The last time PowerBall had reached a jackpot worthy of headlines my boyfriend and I were working a jigsaw puzzle on the night of the drawing. We were prattling about what we’d do if we won (athough neither if us had bought a ticket that week). I mused that I would hire someone to dump new puzzles out and turn all the pieces face up.
I learned a new term from the NY Times recently: a “hundy”.
If the article is to be believed, a hundy is a family with a net worth of at least 100 million . At that point the rich (the ones with a B), start to notice them. They have enough for appearances-maybe not a private jet but they lease them when they want to, trust funds for the kids, acceptable private schools, large enough donations to the Met (don’t know whether it is the theater or the museum, perhaps both) to buy a table once a year, etc. Not in the B class, but enough to be worth associating with.
Being a millionaire these days barely qualifies for upper middle class. The real threshold is the hundy!
We had a nanny for many years for the kids. Her job was to look after the kids - but when they were school age, rather than cutting her hours and pay, we asked her to handle family laundry for us. It was wonderful.
We do have a cleaning service every 2 weeks. I wouldn’t want someone there every day, but having someone there 2-3 days a week to clean different parts of the house, maybe do some of the grocery shopping, and do some basic meal prep, would be a nice thing.
I doubt we’d hire a chauffeur or whatever. We’d probably “downsize” from a house to a condo that was talking distance to things, and drive only occasionally, so that’d be crazy. We’d have the time do do most of our own paperwork and other organizing tasks.
A personal shopper: I could see contracting that out periodically. I hate shopping for clothes. Though these days I mostly live in T-shirts and jeans so it wouldn’t be an arduous job.

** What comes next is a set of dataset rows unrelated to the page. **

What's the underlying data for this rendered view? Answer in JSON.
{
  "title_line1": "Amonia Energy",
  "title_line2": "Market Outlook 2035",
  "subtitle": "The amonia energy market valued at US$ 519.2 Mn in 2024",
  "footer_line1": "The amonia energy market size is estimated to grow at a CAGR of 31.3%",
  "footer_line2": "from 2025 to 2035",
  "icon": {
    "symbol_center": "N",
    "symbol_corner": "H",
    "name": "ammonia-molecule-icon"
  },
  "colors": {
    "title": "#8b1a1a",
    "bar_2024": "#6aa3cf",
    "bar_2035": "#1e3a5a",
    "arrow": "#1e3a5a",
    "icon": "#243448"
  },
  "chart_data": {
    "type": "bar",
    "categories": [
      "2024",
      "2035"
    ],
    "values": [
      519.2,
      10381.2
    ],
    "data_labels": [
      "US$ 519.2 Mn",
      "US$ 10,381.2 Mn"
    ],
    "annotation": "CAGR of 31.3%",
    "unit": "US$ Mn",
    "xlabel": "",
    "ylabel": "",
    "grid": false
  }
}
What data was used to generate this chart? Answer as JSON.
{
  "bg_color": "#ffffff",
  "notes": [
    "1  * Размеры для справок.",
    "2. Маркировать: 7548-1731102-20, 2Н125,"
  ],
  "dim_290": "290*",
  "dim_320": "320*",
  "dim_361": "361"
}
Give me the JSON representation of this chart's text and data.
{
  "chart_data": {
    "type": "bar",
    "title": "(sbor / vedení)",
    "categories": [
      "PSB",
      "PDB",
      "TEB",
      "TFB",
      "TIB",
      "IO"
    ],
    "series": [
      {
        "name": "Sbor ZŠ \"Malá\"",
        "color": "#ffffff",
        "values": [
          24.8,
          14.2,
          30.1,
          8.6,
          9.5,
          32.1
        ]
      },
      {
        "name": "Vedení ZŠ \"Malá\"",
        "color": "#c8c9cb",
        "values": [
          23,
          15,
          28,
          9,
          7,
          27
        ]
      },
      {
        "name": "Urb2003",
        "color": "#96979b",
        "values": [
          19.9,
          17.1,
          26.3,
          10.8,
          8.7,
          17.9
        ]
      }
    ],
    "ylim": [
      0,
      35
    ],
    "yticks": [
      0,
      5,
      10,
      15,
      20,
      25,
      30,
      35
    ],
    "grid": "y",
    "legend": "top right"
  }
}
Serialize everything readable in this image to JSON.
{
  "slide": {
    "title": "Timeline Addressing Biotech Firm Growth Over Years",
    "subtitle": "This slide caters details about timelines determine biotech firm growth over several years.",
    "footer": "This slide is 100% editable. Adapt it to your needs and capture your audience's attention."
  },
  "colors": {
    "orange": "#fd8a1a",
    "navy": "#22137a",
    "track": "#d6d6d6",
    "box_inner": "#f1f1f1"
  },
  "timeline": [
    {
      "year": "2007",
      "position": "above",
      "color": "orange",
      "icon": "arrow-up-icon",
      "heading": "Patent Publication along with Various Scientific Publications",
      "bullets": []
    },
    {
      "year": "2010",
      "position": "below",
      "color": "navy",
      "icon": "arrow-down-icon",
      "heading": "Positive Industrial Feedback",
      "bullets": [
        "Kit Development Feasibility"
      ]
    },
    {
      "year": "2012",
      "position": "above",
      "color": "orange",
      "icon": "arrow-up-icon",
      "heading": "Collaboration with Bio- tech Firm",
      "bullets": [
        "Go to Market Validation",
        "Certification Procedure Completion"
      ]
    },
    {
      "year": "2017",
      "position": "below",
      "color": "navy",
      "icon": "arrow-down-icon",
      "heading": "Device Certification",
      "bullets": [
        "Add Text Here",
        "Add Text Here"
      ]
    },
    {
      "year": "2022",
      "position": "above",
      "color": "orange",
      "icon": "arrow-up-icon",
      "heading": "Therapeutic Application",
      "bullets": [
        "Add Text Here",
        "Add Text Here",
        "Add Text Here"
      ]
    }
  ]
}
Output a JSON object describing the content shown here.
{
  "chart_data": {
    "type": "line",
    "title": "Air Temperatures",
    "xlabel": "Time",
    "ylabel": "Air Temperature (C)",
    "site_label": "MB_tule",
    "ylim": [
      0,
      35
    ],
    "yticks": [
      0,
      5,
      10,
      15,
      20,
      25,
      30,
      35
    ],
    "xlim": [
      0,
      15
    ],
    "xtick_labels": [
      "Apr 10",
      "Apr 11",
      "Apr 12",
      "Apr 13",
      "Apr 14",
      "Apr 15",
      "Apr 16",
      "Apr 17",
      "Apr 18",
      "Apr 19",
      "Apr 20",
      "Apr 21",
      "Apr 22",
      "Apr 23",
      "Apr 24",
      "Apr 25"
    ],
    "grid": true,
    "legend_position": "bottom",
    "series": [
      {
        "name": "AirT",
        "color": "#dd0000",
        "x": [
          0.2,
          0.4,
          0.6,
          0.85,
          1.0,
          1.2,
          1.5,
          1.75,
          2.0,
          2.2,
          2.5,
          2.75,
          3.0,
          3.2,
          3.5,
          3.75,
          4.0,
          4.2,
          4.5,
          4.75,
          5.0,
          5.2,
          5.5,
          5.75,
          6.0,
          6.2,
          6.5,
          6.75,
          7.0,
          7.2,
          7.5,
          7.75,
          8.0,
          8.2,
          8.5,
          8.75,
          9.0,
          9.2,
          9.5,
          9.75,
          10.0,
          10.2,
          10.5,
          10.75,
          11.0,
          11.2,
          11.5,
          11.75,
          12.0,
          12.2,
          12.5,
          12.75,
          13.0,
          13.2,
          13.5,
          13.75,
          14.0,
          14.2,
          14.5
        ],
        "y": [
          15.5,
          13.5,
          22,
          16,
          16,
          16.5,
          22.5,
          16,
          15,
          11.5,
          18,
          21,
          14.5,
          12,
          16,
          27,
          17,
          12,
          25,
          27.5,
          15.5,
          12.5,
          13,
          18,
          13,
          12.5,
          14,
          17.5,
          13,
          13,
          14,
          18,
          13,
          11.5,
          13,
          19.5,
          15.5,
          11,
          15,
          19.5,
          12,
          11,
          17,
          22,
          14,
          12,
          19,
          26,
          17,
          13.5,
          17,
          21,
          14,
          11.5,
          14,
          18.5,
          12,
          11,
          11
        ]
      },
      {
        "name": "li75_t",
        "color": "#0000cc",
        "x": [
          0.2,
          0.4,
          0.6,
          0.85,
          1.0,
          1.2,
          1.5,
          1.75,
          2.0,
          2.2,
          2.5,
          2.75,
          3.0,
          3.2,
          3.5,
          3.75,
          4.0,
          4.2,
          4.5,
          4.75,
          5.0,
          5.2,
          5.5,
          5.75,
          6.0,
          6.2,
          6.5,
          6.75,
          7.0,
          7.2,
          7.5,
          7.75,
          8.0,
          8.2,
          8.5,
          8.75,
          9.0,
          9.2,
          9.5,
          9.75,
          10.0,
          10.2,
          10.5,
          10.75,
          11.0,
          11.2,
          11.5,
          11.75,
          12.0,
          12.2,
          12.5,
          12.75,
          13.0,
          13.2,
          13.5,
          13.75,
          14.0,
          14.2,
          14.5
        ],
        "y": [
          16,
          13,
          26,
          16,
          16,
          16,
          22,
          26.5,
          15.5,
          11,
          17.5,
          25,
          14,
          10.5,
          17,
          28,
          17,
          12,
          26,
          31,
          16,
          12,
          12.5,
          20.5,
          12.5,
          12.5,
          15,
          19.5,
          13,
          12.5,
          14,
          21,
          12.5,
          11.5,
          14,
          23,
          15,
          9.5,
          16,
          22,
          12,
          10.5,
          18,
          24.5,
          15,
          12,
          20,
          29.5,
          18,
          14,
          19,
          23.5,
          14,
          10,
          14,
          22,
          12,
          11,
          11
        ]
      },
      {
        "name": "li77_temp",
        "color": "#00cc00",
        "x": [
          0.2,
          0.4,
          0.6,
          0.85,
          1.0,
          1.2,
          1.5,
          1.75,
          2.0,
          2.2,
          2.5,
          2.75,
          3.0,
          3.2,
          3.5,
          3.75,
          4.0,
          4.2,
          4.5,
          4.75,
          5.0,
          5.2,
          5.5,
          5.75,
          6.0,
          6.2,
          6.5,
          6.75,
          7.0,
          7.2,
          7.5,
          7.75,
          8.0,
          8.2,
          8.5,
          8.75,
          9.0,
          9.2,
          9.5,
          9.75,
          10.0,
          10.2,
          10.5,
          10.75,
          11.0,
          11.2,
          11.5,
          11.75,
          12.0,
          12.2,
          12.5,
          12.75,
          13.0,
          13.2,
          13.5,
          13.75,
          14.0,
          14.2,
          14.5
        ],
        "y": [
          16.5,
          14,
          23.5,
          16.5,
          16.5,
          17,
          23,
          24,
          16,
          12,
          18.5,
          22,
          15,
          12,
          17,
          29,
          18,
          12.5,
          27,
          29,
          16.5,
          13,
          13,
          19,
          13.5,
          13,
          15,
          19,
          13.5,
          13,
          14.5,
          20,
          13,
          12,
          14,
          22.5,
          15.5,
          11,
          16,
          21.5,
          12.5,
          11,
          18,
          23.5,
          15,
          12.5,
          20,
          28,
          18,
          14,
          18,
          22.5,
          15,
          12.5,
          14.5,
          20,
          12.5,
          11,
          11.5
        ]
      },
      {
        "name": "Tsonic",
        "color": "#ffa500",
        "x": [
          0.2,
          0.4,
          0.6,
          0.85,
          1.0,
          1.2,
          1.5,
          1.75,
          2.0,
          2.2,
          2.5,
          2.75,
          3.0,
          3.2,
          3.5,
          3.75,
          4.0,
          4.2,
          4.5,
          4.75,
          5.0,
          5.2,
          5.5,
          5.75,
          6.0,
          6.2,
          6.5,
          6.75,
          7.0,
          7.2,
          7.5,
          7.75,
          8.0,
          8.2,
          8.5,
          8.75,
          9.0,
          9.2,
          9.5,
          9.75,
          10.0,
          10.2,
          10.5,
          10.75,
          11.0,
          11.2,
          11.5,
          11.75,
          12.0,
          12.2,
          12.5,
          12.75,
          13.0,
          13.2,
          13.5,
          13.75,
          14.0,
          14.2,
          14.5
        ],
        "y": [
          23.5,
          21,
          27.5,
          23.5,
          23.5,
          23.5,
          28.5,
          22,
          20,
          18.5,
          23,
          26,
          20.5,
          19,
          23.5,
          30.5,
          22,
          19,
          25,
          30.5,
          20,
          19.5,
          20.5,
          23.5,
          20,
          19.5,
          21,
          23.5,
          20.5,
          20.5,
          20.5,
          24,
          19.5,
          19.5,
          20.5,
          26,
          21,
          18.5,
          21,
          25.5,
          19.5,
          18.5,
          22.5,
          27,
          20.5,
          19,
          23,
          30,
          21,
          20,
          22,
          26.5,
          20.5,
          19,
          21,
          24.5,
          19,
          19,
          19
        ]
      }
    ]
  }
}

I have a dear cleaning lady who comes in two mornings a month. She tidies and cleans the house and irons the line-hung laundry. (Laundry that doesn’t need ironing, I take of the line myself and stuff in closets)
My gardener and handyman comes in a couple hours three times a year.
And this is the last year that my ten-year old son stays in his after school care-center from 3 to 5.30. He used to do that three days a week.
And I’m an unpaid personal shopper to two friends that hate clothes shopping, but that’s a hobby.